How EntityMap Complements Existing Standards

It is important to understand that EntityMap is not designed to replace existing protocols like sitemap.xml or schema.org; rather, it fills a critical void they were never intended to bridge.

  • Sitemap.xml: Tells search engines which pages exist.
  • Schema.org: Describes the content of a specific, individual page.
  • EntityMap: Provides a holistic, relational view of institutional knowledge across the entire domain.

For a healthcare provider, for instance, Schema.org can annotate a single treatment page. EntityMap, however, can map the entire relationship between various treatment protocols, the peer-reviewed evidence supporting them, and the specific pages where that evidence resides. For SaaS companies, it allows for an explicit declaration of competitive differentiators and the direct evidence (case studies, docs) to prove those claims, preventing LLMs from inferring incorrect comparisons.

Strategic Implications for SEOs and Developers

The arrival of EntityMap introduces a new lever for maintaining AI visibility and brand control. It is particularly relevant for several key groups:

  • RAG Developers: Cleaner, structured source data leads to more reliable reasoning chains and a significant reduction in hallucinations.
  • SEO Professionals: This provides a method to influence how AI engines represent a brand, working alongside traditional content and link strategies to boost ‘AI Citations.’
  • Publishers: It offers a way to preserve attribution and protect the intellectual property of knowledge as it is disaggregated across various AI platforms.
  • Regulated Industries: Legal and financial firms can use EntityMap to clarify expertise boundaries and navigate complex regulatory nuances without risking AI misrepresentation.

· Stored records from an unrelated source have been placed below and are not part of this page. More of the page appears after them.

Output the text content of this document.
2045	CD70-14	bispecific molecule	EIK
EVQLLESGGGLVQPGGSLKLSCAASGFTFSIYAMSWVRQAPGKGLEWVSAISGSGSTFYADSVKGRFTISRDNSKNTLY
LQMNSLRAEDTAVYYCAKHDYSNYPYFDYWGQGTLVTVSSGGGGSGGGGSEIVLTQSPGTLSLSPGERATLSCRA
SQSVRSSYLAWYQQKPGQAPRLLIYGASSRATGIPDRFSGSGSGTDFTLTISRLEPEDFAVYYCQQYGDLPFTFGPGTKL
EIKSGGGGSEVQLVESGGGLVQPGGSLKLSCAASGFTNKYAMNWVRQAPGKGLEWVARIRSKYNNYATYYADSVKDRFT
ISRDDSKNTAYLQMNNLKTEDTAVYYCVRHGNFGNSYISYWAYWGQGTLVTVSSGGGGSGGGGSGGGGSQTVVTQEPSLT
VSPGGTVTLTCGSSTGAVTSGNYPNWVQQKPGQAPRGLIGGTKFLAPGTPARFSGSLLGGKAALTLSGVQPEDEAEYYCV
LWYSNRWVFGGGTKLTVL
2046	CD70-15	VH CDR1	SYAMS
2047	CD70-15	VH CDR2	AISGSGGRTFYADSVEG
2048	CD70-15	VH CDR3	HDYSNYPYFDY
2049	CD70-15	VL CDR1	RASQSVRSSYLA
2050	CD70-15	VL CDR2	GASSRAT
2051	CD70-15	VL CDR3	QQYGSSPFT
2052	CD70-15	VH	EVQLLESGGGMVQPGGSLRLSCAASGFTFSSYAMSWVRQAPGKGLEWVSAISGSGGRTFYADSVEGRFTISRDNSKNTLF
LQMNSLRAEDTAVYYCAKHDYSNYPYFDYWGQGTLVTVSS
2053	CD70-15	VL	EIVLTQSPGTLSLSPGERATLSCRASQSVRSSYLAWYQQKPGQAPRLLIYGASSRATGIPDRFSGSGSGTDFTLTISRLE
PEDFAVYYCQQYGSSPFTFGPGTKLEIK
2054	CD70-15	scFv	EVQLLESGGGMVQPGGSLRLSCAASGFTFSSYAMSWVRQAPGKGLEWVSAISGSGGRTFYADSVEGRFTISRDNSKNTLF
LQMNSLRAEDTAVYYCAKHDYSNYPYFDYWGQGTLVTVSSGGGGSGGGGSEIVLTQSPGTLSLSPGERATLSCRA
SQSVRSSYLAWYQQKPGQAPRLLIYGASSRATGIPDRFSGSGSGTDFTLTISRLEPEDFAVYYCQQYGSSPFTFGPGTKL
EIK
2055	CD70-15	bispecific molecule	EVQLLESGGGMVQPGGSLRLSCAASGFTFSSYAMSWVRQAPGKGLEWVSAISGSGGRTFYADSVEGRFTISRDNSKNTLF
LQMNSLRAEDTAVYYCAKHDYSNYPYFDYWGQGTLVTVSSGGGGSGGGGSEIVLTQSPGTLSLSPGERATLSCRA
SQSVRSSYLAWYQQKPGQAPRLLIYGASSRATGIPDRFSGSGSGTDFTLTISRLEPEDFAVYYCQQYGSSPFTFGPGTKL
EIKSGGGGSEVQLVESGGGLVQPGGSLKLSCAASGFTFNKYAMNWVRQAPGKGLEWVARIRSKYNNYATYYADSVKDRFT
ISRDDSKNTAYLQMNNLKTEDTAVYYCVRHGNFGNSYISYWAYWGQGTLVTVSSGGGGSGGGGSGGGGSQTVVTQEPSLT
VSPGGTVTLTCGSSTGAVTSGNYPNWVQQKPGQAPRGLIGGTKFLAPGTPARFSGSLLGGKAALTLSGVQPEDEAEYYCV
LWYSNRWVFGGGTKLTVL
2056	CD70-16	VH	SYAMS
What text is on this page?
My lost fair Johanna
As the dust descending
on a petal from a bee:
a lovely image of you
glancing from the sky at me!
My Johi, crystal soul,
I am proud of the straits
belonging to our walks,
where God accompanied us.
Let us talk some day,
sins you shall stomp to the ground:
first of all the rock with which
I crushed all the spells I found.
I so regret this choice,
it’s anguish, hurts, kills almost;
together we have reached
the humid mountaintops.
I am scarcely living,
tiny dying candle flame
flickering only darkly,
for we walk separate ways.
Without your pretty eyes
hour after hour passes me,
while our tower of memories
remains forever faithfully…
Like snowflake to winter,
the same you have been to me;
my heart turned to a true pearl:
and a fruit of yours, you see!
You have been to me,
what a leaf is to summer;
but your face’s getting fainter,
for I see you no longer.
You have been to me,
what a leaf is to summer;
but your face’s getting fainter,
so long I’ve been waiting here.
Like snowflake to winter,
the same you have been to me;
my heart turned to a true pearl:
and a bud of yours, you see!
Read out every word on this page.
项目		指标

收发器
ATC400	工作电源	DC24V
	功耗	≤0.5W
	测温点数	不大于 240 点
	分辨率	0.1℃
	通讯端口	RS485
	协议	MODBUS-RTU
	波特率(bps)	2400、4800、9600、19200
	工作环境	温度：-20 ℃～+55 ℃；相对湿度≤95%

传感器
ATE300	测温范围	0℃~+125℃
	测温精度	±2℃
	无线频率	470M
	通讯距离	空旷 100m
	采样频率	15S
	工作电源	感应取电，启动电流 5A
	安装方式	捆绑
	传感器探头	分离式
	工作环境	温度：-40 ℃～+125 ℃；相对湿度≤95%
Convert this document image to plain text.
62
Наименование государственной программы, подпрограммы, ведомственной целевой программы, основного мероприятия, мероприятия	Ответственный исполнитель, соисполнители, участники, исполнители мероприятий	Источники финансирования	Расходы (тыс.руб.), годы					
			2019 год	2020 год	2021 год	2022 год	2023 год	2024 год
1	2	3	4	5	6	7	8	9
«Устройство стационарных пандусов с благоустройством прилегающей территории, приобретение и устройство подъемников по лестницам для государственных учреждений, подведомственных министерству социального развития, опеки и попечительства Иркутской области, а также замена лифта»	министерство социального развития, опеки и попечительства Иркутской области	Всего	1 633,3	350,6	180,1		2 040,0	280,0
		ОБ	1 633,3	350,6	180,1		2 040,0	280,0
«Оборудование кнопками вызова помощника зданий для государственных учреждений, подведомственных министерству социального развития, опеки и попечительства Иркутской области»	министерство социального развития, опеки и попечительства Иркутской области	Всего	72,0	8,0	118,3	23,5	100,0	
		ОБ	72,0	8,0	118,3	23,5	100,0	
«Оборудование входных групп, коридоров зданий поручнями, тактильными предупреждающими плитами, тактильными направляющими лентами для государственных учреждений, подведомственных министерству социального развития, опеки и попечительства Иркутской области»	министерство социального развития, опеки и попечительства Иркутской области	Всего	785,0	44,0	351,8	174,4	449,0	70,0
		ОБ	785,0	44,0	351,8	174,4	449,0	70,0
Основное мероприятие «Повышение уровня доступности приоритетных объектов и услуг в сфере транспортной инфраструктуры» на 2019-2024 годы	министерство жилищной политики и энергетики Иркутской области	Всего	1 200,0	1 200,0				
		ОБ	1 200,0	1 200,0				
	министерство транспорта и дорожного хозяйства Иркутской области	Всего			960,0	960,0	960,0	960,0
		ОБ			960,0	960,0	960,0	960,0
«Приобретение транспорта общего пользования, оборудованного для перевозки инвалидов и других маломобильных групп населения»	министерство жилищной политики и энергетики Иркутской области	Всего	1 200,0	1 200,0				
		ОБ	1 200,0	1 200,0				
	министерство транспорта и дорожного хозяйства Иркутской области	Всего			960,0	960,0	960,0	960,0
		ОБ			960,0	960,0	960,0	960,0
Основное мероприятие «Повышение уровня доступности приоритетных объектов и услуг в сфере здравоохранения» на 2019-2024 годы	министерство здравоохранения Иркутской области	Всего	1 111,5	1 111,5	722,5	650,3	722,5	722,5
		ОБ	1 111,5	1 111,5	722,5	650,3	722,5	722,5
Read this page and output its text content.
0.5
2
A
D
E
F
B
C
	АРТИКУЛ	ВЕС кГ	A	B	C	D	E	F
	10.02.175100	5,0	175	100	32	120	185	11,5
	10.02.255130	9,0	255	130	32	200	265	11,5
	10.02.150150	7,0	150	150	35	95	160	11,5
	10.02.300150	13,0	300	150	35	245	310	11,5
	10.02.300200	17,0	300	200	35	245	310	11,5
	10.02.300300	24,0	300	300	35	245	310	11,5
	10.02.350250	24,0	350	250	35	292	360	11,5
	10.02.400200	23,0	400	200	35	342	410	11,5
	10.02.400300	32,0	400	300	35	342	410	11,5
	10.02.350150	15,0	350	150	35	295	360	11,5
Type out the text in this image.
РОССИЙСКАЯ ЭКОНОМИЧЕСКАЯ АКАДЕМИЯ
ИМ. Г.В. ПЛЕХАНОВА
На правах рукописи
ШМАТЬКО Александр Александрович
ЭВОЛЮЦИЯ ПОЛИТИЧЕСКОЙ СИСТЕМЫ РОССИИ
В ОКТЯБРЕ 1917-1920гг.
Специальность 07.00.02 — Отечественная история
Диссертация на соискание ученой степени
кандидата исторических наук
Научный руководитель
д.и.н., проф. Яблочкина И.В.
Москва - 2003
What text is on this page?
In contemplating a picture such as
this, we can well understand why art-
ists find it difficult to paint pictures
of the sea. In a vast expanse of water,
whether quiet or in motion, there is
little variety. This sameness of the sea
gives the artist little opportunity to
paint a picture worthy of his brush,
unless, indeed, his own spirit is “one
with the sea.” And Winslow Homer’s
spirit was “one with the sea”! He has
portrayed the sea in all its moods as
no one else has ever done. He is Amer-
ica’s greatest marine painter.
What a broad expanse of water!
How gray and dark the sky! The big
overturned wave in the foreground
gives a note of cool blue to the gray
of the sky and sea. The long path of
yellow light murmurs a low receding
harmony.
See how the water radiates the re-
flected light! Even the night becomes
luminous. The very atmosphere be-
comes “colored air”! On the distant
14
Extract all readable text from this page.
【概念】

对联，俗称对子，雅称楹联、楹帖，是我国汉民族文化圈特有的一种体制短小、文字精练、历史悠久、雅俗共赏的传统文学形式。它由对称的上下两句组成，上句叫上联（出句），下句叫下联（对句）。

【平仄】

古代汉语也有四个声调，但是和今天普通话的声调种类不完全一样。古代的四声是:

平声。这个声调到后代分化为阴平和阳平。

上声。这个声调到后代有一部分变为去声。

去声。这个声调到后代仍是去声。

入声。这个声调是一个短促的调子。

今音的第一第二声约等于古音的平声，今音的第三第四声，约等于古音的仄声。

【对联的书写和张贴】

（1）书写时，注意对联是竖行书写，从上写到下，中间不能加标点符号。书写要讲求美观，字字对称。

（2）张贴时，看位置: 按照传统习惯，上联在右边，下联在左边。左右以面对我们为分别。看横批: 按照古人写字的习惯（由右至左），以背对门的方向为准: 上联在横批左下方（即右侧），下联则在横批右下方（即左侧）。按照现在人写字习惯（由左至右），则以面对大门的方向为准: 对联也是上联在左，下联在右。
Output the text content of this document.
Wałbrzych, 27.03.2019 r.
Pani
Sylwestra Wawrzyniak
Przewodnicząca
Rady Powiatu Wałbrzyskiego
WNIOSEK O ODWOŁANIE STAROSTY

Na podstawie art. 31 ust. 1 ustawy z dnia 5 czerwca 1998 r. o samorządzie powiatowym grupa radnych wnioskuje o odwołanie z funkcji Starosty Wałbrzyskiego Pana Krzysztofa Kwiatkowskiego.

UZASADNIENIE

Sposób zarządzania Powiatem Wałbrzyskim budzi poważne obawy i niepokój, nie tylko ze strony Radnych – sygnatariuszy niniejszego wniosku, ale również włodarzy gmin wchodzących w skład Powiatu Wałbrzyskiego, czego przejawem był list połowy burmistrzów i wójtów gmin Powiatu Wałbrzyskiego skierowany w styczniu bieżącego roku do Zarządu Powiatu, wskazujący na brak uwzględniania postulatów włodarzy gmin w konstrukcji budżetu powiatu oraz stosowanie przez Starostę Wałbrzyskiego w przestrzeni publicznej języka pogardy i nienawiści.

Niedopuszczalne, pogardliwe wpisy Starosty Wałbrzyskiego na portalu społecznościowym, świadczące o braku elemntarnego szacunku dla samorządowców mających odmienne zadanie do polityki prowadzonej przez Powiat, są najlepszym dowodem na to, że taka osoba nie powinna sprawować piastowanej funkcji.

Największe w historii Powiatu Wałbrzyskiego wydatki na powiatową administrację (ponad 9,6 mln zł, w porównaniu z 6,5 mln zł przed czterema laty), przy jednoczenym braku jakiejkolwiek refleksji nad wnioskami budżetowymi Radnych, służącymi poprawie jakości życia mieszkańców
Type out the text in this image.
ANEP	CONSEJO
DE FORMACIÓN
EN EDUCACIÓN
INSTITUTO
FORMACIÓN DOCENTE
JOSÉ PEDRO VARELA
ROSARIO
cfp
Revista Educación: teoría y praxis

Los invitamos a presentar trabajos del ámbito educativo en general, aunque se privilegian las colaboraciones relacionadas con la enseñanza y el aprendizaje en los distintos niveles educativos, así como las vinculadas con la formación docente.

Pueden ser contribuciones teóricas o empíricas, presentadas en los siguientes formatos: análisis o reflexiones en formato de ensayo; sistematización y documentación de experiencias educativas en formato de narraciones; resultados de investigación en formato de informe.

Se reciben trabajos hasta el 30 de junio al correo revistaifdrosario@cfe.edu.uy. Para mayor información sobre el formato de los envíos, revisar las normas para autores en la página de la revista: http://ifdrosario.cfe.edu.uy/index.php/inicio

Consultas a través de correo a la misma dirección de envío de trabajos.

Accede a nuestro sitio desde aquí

Call to Action: The Public Consultation Phase

The project is currently seeking technical critique and real-world testing from the global community. The consultation period runs through June 30, 2026, with a formal launch scheduled for July 1. The team is specifically looking for feedback on:

  • Technical Implementation: Experiences with building EntityMaps and identification of friction points.
  • Predicate Critique: Reviewing the 24 core semantic predicates (e.g., IMPROVES, DEPENDS_ON) to see if they meet industry needs.
  • Sector Profiles: Developing specific EntityMap profiles for verticals like healthcare, law, and finance.

The standard is published under CC BY 4.0, ensuring no vendor lock-in. All specifications, validation tools, and source code are available via GitHub and the official EntityMap website.